CPR is known to save lives and, increasing exposure to training means that more people will be able to administer CPR. For example, USA Today reports that a recent study found that the survival rate after cardiac arrest tripled in Denmark after a national effort to teach CPR to residents in 2005. The number of people that received CPR from a non-medical bystander doubled between 2005 and 2010. These results provide promise for other countries or communities hoping to reduce the mortality rate from cardiac arrest.
At the AHA Resuscitation Symposium, a presentation introduced the idea of training people to administer hands-only CPR using public kiosks, states Medical News Today. If ambulances come quickly, experts believe that instructing people to just “push hard, push fast” saves more lives. That is the idea behind the new guidelines released by the AHA in 2010 that permit the use of simpler hand-only or compression-only CPR in some cases instead of conventional CPR. However, this approach is not ideal for rural or remote communities that need longer for an ambulance to arrive. Those locations will also require mouth-to-mouth to give the victim a better chance of survival.

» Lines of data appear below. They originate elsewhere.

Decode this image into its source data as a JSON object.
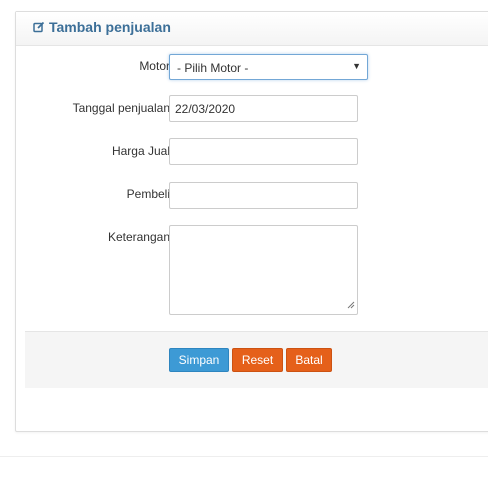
{
  "panel": {
    "title": "Tambah penjualan",
    "icon": "edit-icon"
  },
  "form": {
    "motor": {
      "label": "Motor",
      "selected": "- Pilih Motor -"
    },
    "tanggal": {
      "label": "Tanggal penjualan",
      "value": "22/03/2020"
    },
    "harga": {
      "label": "Harga Jual",
      "value": ""
    },
    "pembeli": {
      "label": "Pembeli",
      "value": ""
    },
    "keterangan": {
      "label": "Keterangan",
      "value": ""
    }
  },
  "actions": {
    "simpan": "Simpan",
    "reset": "Reset",
    "batal": "Batal"
  },
  "colors": {
    "title": "#3c6f98",
    "simpan": "#3d9ad5",
    "reset": "#e5601a",
    "batal": "#e5601a"
  }
}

Statistics from the AHA indicate that there are nearly 383,000 out-of-hospital sudden cardiac arrests that occur annually, of which 88 percent occur at home. Effective bystander CPR provided immediately after sudden cardiac arrest can double or triple a victim’s chance of survival, but, unfortunately, only 32 percent of cardiac arrest victims get CPR from a bystander.
Sudden cardiac arrest is not the same as a heart attack. Sudden cardiac arrest occurs when electrical impulses in the heart become rapid or chaotic, which causes the heart to suddenly stop beating. A heart attack occurs when the blood supply to part of the heart muscle is blocked. A heart attack may cause cardiac arrest. Many victims appear healthy with no known heart disease or other risk factors.